In 1902 the Wynnum Shire Council was created becoming the Town of Wynnum in 1913 and was amalgamated in the Greater Brisbane Council in 1925. The area has gradually developed as a series of dormitory suburbs of Brisbane, with the local industries of fishing, boating and other activities associated with the Port of Brisbane. The district is conveniently linked to the city, and its cool sea breezes, bay views, and friendly “country town” atmosphere are highly valued by its residents and visitors.
The site now occupied by Kitchener Park was an un-named park until residents of Wynnum requested that it be called Kitchener Park in 1926. Named for Lord Kitchener, a renowned British field marshal and statesman, who reviewed troops from Fort Lytton at Wynnum during his tour of Australia and New Zealand in 1910. On 3 January 1910 at a position near the corner of Berrima Street and Tingal Road, Lord Kitchener, mounted on a borrowed horse, took the salute as 3,000 mounted and dismounted volunteers and regular troops marched past on their way back to Lytton Fort. Many of the Lighthorsemen in the march past had served under General Kitchener during the Boer War in South Africa. A memorial cairn near the site of the march past and Kitchener Park are the only Queensland public memorials of his tour of Australia.
In 1937 land adjoining Kitchener Park which had previously accommodated the Wynnum Sanitary site and pound yard was handed over to the Parks Department. The buildings were removed to the sanitary depot at Lota.
A number of community groups and sporting organisations have associations with the Park. Croquet was first played in Wynnum at the home of Mrs Sands in Tingal Road. The Wynnum Croquet Club was formed in 1925 with Lady Mayoress Mrs J. Greene as patroness and took up a lease in part of Kitchener Park. Wynnum-Manly District Rugby League Football Club began a lease of a portion of the Park in 1953 and continue to use the playing fields. Balmoral/ Wynnum District Cricket Club leased a portion of the fields during the 1960s. The Wynnum District Lawn Tennis Association commenced a lease of a portion of the Park in 1964 and continue to use the playing fields. Wynnum Golf Club began a lease of the west side of the Park in 1971 and continue to use the area as a practice fairway.
Horatio Herbert Kitchener (1850-1916), First Earl Kitchener of Khartoum, was a renowned British field marshal and statesman. During the First World War, Kitchener became the symbol of the British war effort when he appeared on a recruiting poster. The poster was a menacing picture of Kitchener with his distinctive walrus moustache and steely gaze pointing towards the viewer urging them to join the army. This powerful image brought over 1 million British men to Kitchener’s “New Armies”. Sadly, many of this second wave of young recruits were killed in gruesome battles, such as that of the Somme.

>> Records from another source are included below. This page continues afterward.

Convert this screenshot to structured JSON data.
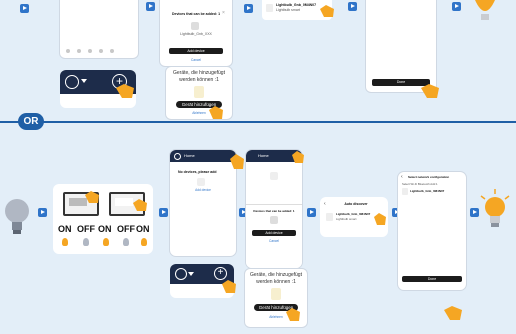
{
  "divider": {
    "badge": "OR"
  },
  "step_add": {
    "modal_title": "Devices that can be added: 1",
    "device_label": "Lightbulb_Gnb_XXX",
    "add_button": "Add device",
    "cancel_link": "Cancel"
  },
  "found_item": {
    "name": "Lightbulb_Gnb_0M4N07",
    "sub": "Lightbulb smart"
  },
  "done_button": "Done",
  "bubble": {
    "line1": "Geräte, die hinzugefügt",
    "line2": "werden können :1",
    "button": "Gerät hinzufügen",
    "link": "Ablehnen"
  },
  "bubble2": {
    "line1": "Geräte, die hinzugefügt",
    "line2": "werden können :1",
    "button": "Gerät hinzufügen",
    "link": "Ablehnen"
  },
  "row2": {
    "app_header": "Home",
    "no_devices": "No devices, please add",
    "add_link": "Add device",
    "add_modal_title": "Devices that can be added: 1",
    "add_button": "Add device",
    "cancel_link": "Cancel",
    "auto_discover_title": "Auto discover",
    "network_title": "Select network configuration",
    "network_step": "Select Wi-Fi  Bluetooth  Add 1",
    "network_item": "Lightbulb_Gnb_0M4N07",
    "done_button": "Done"
  },
  "toggle_labels": {
    "on": "ON",
    "off": "OFF"
  },
  "colors": {
    "accent": "#1f5fa6",
    "arrow": "#2f74c9",
    "bulb_on": "#f5a623",
    "bulb_off": "#b0b7c3",
    "background": "#e3eef8"
  }
}
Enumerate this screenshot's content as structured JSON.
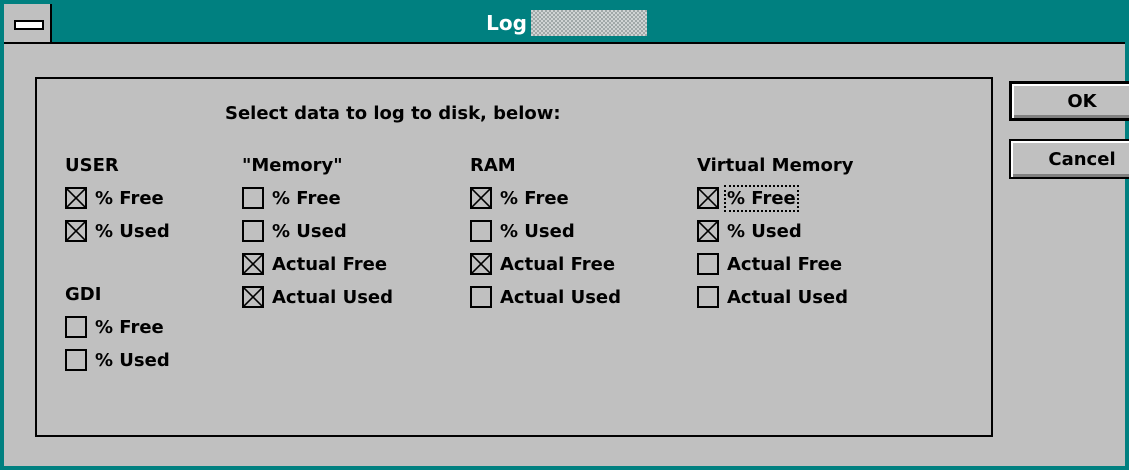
{
  "window": {
    "title": "Log"
  },
  "instructions": "Select data to log to disk, below:",
  "groups": {
    "user": {
      "heading": "USER",
      "items": [
        {
          "label": "% Free",
          "checked": true
        },
        {
          "label": "% Used",
          "checked": true
        }
      ]
    },
    "gdi": {
      "heading": "GDI",
      "items": [
        {
          "label": "% Free",
          "checked": false
        },
        {
          "label": "% Used",
          "checked": false
        }
      ]
    },
    "memory": {
      "heading": "\"Memory\"",
      "items": [
        {
          "label": "% Free",
          "checked": false
        },
        {
          "label": "% Used",
          "checked": false
        },
        {
          "label": "Actual Free",
          "checked": true
        },
        {
          "label": "Actual Used",
          "checked": true
        }
      ]
    },
    "ram": {
      "heading": "RAM",
      "items": [
        {
          "label": "% Free",
          "checked": true
        },
        {
          "label": "% Used",
          "checked": false
        },
        {
          "label": "Actual Free",
          "checked": true
        },
        {
          "label": "Actual Used",
          "checked": false
        }
      ]
    },
    "virtual_memory": {
      "heading": "Virtual Memory",
      "items": [
        {
          "label": "% Free",
          "checked": true,
          "focused": true
        },
        {
          "label": "% Used",
          "checked": true
        },
        {
          "label": "Actual Free",
          "checked": false
        },
        {
          "label": "Actual Used",
          "checked": false
        }
      ]
    }
  },
  "buttons": {
    "ok": "OK",
    "cancel": "Cancel"
  },
  "colors": {
    "titlebar": "#008080",
    "face": "#c0c0c0"
  }
}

Commissioned in 1871 in the Royal Engineers of the British Imperial Forces, he soon applied for duty in Palestine, Cyprus and Egypt. He took part (1884-85) in the unsuccessful attempt to relieve Charles George Gordon at Khartoum. In 1896 as commander in chief of the Egyptian army he began the reconquest of Sudan. A series of victories culminated in the battle of Omdurman and the reoccupation of Khartoum. Because of this accomplishment, he acquired the nickname of “Kitchener of Khartoum” or “K of K” for short. He was made governor of Sudan in 1898.
In 1899 he was appointed chief of staff to Lord Roberts in the South African War. Enhancing his already fearsome reputation, Kitchener finally secured Boer submission in 1902 although much criticised for his use of concentration camps for civilians and his systematic denudation of the farm lands. In 1902, he was created viscount and sent to India as commander in chief of British forces. Kitchener was made field marshal in 1909, served as consul general in Egypt 1911-14 and made early in 1914.
At the outbreak of the First World War, Kitchener was recalled to England as secretary of state for war. Believing that the war would last a number of years, he planned and carried out a vast expansion of the army. Kitchener’s autocratic ways strained his relations with the cabinet and other colleagues. His role in the failed Gallipoli campaign and his support for continuing various operations in the face of bitter opposition led to his being eased from power. He offered to resign but his colleagues feared the effect of this on the British public, who held him in high esteem. In 1916 on a mission to Russia he was drowned when his ship, HMS Hampshire, hit a German mine and sank off the Orkney Islands.